Не поддавшись на его последнюю шпильку, я чинно отложил краюху хлеба, приложил левую руку к груди, правую выставил ладонью вперед, и, как на проповеди, молвил:
— Первый грех — смертоубийство. Своими руками кого лишить жизни — значит волю Создателя оспорить. Только Он право имеет давать жизнь и забирать ее. Второй грех — подстрекательство. Покусившись на планы Господа, проклят будешь, как не смирившийся, будь ты самоубийцей, или же мятежником, или же доведешь до самоубийства или убийства. Не свершив же во имя долга, а супротив — будешь грешен третьим грехом, будь ты на службе или в супружестве. Жена должна быть под мужем, а солдат под офицером. Далее, — продолжал я, проигнорировав насмешливое покашливание спутника, — четвертый грех. Жадность, как одна из первопричина многих бед, как и грех пятый — зависть. Об руку идут они, свергая с пути истинного люд доверчивый. Возжелал ты того, чего нет у тебя, а у соседа есть — а работать, как он, не пожелал, тут и нет меж вами дружбы, а там и до смертоубийства недалече. Шестой же грех — лень. Когда день хороший выдался — работай допоздна, если же неудачи тебя преследуют — ложись спать пораньше, дабы утром встать и попробовать снова. Если же наоборот будешь делать, если в хороший день решишь отдохнуть…
— Как-то все по-деревенски у тебя, — перебил мою речь Гарут.
— Такая паства, другой нет, — развел я руками. — Седьмой грех — глупость. Произрастает из жадности и лени. Сядь за чистописание, книги умные читай, людей мудрых слушай — и научишься жизни праведной. Восьмой же грех — неверие.

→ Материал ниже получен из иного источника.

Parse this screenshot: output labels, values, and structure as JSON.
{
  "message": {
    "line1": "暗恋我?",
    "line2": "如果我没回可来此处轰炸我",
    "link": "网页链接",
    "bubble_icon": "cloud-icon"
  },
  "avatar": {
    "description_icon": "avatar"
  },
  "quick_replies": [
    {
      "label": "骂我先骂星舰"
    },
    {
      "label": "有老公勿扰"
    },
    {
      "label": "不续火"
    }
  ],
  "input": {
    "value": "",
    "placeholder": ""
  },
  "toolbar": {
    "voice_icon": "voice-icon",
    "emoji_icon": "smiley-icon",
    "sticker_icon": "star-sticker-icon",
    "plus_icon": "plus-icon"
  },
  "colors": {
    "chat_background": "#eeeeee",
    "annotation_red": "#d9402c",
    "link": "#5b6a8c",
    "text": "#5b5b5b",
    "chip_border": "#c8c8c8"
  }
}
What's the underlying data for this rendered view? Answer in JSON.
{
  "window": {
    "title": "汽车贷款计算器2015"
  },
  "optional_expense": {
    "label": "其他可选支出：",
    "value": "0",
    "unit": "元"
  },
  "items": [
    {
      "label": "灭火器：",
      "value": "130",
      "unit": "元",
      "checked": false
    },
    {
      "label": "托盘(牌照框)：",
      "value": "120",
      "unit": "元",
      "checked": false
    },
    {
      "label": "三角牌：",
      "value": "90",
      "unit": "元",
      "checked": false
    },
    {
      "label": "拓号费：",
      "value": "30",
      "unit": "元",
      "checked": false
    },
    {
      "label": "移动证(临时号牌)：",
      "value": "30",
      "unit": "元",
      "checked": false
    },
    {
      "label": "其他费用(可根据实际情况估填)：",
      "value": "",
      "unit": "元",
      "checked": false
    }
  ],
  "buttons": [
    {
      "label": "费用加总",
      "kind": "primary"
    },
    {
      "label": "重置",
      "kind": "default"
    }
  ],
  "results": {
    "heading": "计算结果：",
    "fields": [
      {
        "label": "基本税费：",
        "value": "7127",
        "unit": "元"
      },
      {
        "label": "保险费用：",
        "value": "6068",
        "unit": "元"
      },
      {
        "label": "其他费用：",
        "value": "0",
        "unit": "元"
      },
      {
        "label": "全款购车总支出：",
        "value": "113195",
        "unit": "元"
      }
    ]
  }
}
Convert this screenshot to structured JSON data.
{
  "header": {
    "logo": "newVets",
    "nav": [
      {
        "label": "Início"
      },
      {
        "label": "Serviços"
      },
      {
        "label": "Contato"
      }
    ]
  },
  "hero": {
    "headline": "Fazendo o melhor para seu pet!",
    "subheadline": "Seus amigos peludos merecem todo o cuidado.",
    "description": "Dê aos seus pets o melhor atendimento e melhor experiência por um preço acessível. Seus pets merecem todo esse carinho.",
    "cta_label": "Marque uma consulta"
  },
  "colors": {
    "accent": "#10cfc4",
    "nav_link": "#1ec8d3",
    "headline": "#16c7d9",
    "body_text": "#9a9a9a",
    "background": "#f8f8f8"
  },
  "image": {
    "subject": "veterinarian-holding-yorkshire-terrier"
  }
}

Человек слаб, искушен, неопытен, а в Создателя надо верить всей душой, только Он нам учитель, защитник и свет, во Тьме указующий… Что, брат Гарут, как мог Венец завещать нам жить без этих грехов, если, по твоим словам, мы для него лишь пища?
— Легко и просто мог. Чистые души все ему отойдут. Грязные душонки ему ни в пасть, ни в масть. А Сатан — создание другого типа, противоположного. Ему они в самый раз. А чистые души только изжогу вызовут.
— Шутки все шутишь…
— А ты мне все не веришь, монах? — Он прислонился спиной к дереву и вытянул ноги. — Не верь, дело твое. Тебя переубеждать — все равно что воду решетом носить. Вот умрешь, сам все увидишь, никуда не денешься.
Я последовал его примеру и дал отдых ногам. Часик посидим, отдохнем, а там дальше в путь.
— Севетта, ночью лишь в твое окно смотрюсь, не в зеркало, не на луну, — надрывным голосом продолжал горланить молодой человек на улице Креста славного города Смута, в данный момент, стоит заметить, спящего. — Разве есть кто-то подобный твоей красоте, покажи мне тот цветок — сорву и подарю тебе-е-е…
— Крат, тебе не кажется, что ты новое заклинание изобрел, чтобы птиц на лету голосом сбивать? — еле сдерживая смех, спросил у певца его товарищ. Он был намного шире и выше его, но старался держаться незаметно, в тени стены.
— Нормально, Кубо, — шепнул Крат в ответ. — Соглядатай не отлип?
— Нет. Зажал уши, но сидит и смотрит. Вон на том дереве устроился.
— Тогда продолжим.
В этот миг окно второго этажа, под которым стояли двое, озарилось светом, раздвинулись занавески и показался женский силуэт.
— Севетта-а-а… — затянул юноша снова, увернувшись от сброшенного горшка с цветком. — О, Севетта…
— Крат, наш пастух ушел.
— Вовремя. А то я скоро голос свой перестану узнавать. И Севетту жалко. Какие муки испытывает сейчас ее музыкальный слух, можешь представить?
— Не могу и не хочу. Давай делать то, что задумали. Времени мало.
— Ты прав. Сейчас он доложит, что я легкомысленно пою серенады, в то время, как мой отец умирает…
— К слову, ты должен быть у его постели, чтобы принять последние слова и последний вздох.
— Папа ушел в беспамятство два дня назад. Сегодня истекает третий день, и душа его улетит ко Всевышнему. Мы уже напоследок с ним договорились обо всем, и я получил его благословение. Печально, но если я не возьму все в свои руки, будет еще печальнее. Пошли, Кубо. Только не топай так громко, медведь! Мы просто обычные купцы, засидевшиеся в таверне…
— Вот бы кто ограбил, — хмыкнул двухметровый Кубо. — Была б потеха…
— Не до потех. Кто нападет — бьем насмерть. Нам сейчас нельзя задерживаться. Двигаем.
Двое ночных гуляк, как могло показаться со стороны, неспешно побрели вдоль по освещенной магическими фонарями улице. Севетта, внимания которой они так долго и душещипательно добивались, на удивление не стала негодовать, а лишь помахала им вослед и задвинула шторы. Вскоре и свет в ее окне погас.